The History Behind The Kentucky Derby
by Mario R. Martin
America’s Oldest Continuously Run Horse Race
In 1875, roughly 10,000 onlookers witnessed the very first Kentucky Derby®. Steeped in tradition, the Derby is the country’s oldest continuously run horse race. But historically, horseracing dates back even further to the original Olympic Games held in 648 BC, proving mankind’s desire to witness the style and grace of thoroughbreds.
Naming Churchill Downs
Prior to the first Derby, Meriweather Lewis Clark, Jr., grandson of William Clark (of Lewis and Clark fame), visited England’s Epsom Derby only to be further intrigued by the sport. Later he traveled to Paris to attend the Grand Prix de Paris. Inspired, Clark returned home to Louisville, Kentucky, where he created the Louisville Jockey Club to raise funding for a racetrack. This track would come to be known as Churchill Downs after John and Henry Churchill who owned the land.
The Derby—Steeped in Tradition
Clark’s original traditions would continue through modern day races. First and foremost, all horses would be three year-old thoroughbreds. Not since 1882 have any winners been younger. Free of enhancements, the horses are all expected to be equally matched, competing only really against one another’s strength, agility and talent. The jockey would play the role of driver, recognizing those around him, and navigating the track filled with competitors.
The Gensis of the Mint Julep
The race itself would be a component to the event, complete with a signature drink, filled to the brim with Southern charm. The mint julep would find its audience, often in signature glasses bearing the winners of previous races. The julep stands out today as an unofficial symbol of the Derby that is not only recognizable, but also enjoyable regardless of social class.
Luxury Boxes vs. Track-side Seats
Before the glitz and glamour, the sport was simply focused on the race. But with the help of rich investors during troubled financial times, Churchill Downs and the Kentucky Derby was saved. Saved indeed. It was the wealthy investors who arrived in dapper attire, wives in tow—donning bright Southern dresses and large hats to shield them from the sun. As the wealthy wanted less to be near the track that would inevitably get dirty, they opted to pay for the luxury of the box seats above the stands. This would eventually come to be known as “Millionaire’s Row,” inhabited by stars, celebrities and enthusiasts with means.
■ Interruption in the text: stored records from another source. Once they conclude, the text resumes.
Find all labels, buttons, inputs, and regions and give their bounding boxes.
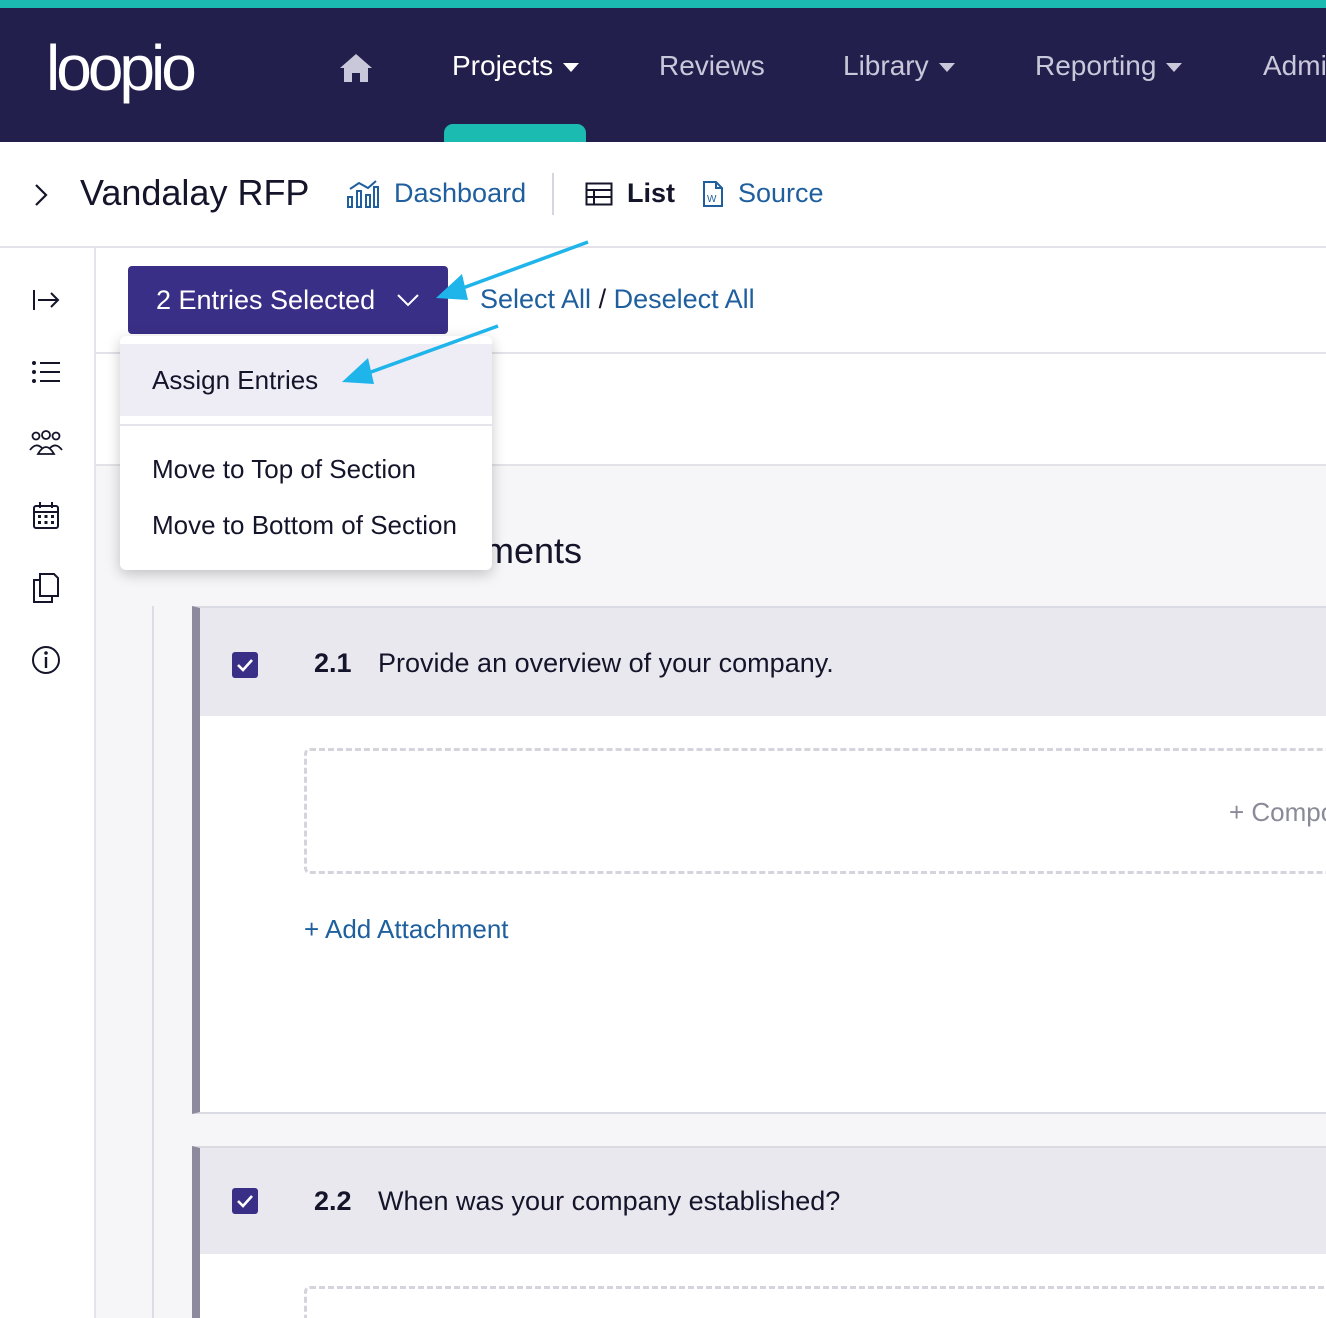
deselect-all-link[interactable]: Deselect All — [614, 284, 755, 314]
entry-checkbox[interactable] — [232, 652, 258, 678]
tab-list-label: List — [627, 178, 676, 208]
add-attachment-link[interactable]: + Add Attachment — [304, 914, 509, 945]
entry-header[interactable]: 2.1 Provide an overview of your company. — [200, 608, 1326, 716]
nav-projects[interactable]: Projects — [452, 50, 580, 82]
expand-icon[interactable] — [28, 282, 64, 318]
caret-down-icon — [938, 62, 955, 72]
top-accent-strip — [0, 0, 1326, 8]
nav-projects-label: Projects — [452, 50, 554, 81]
menu-item-move-top[interactable]: Move to Top of Section — [120, 441, 492, 497]
menu-divider — [120, 424, 492, 426]
info-icon[interactable] — [28, 642, 64, 678]
tab-source[interactable]: W Source — [702, 178, 824, 209]
nav-library[interactable]: Library — [843, 50, 955, 82]
calendar-icon[interactable] — [28, 498, 64, 534]
compose-link[interactable]: + Compo — [1229, 797, 1326, 828]
word-document-icon: W — [703, 180, 723, 207]
table-icon — [585, 182, 613, 205]
menu-item-assign-entries[interactable]: Assign Entries — [120, 344, 492, 416]
chevron-right-icon[interactable] — [30, 182, 52, 208]
tab-dashboard-label: Dashboard — [394, 178, 527, 208]
section-tree-line — [152, 606, 154, 1318]
entry-question: When was your company established? — [378, 1186, 841, 1216]
nav-library-label: Library — [843, 50, 929, 81]
entries-selected-dropdown[interactable]: 2 Entries Selected — [128, 266, 448, 334]
entry-question: Provide an overview of your company. — [378, 648, 834, 678]
entry-number: 2.1 — [314, 648, 352, 678]
entry-card: 2.2 When was your company established? — [192, 1146, 1326, 1318]
tab-source-label: Source — [738, 178, 824, 208]
team-icon[interactable] — [28, 426, 64, 462]
nav-reviews-label: Reviews — [659, 50, 765, 81]
entry-checkbox[interactable] — [232, 1188, 258, 1214]
entries-action-menu: Assign Entries Move to Top of Section Mo… — [120, 336, 492, 570]
copy-icon[interactable] — [28, 570, 64, 606]
project-title: Vandalay RFP — [80, 172, 310, 213]
answer-compose-area[interactable]: + Compo — [304, 748, 1326, 874]
svg-text:W: W — [707, 194, 717, 205]
nav-reviews[interactable]: Reviews — [659, 50, 765, 82]
selection-separator: / — [598, 284, 607, 314]
header-divider — [552, 173, 554, 215]
entries-selected-label: 2 Entries Selected — [156, 284, 376, 315]
nav-admin[interactable]: Admi — [1263, 50, 1326, 82]
chart-icon — [347, 179, 379, 208]
tab-list[interactable]: List — [585, 178, 675, 209]
tab-dashboard[interactable]: Dashboard — [346, 178, 526, 209]
answer-compose-area[interactable] — [304, 1286, 1326, 1318]
left-rail — [0, 248, 96, 1318]
selection-links: Select All / Deselect All — [480, 284, 755, 315]
home-icon[interactable] — [338, 52, 374, 84]
chevron-down-icon — [397, 294, 419, 307]
caret-down-icon — [1166, 62, 1183, 72]
caret-down-icon — [563, 62, 580, 72]
active-nav-indicator — [444, 124, 586, 142]
nav-reporting-label: Reporting — [1035, 50, 1157, 81]
entry-header[interactable]: 2.2 When was your company established? — [200, 1148, 1326, 1254]
nav-admin-label: Admi — [1263, 50, 1326, 81]
menu-item-move-bottom[interactable]: Move to Bottom of Section — [120, 497, 492, 553]
entry-card: 2.1 Provide an overview of your company.… — [192, 606, 1326, 1114]
entry-number: 2.2 — [314, 1186, 352, 1216]
select-all-link[interactable]: Select All — [480, 284, 591, 314]
logo-text: loopio — [46, 32, 194, 104]
nav-reporting[interactable]: Reporting — [1035, 50, 1183, 82]
list-icon[interactable] — [28, 354, 64, 390]
loopio-logo[interactable]: loopio — [46, 32, 238, 112]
Conversely, box seating and the stands would become perfect places to watch the race, but a subsection of the population simply wanted to be around the event, unfazed by the fact they would most likely not see the race at all. This would be an area located on the inside of the track for the cost of a regular general admission ticket. Those willing to miss the race would throw caution to the wind and enjoy the party atmosphere instead.
It All Comes Down to the Horse
Collectively, the history and tradition of the Derby outshines most sports. The athletes in question are not domesticated. They weigh almost half a ton and run about 40 to 50 miles per hour. They demonstrate poise despite their size. Muscle and grace are juxtaposed as they race across the track; and it’s over in mere minutes. Today, the Kentucky Derby continues its traditions and celebrates its newest fans.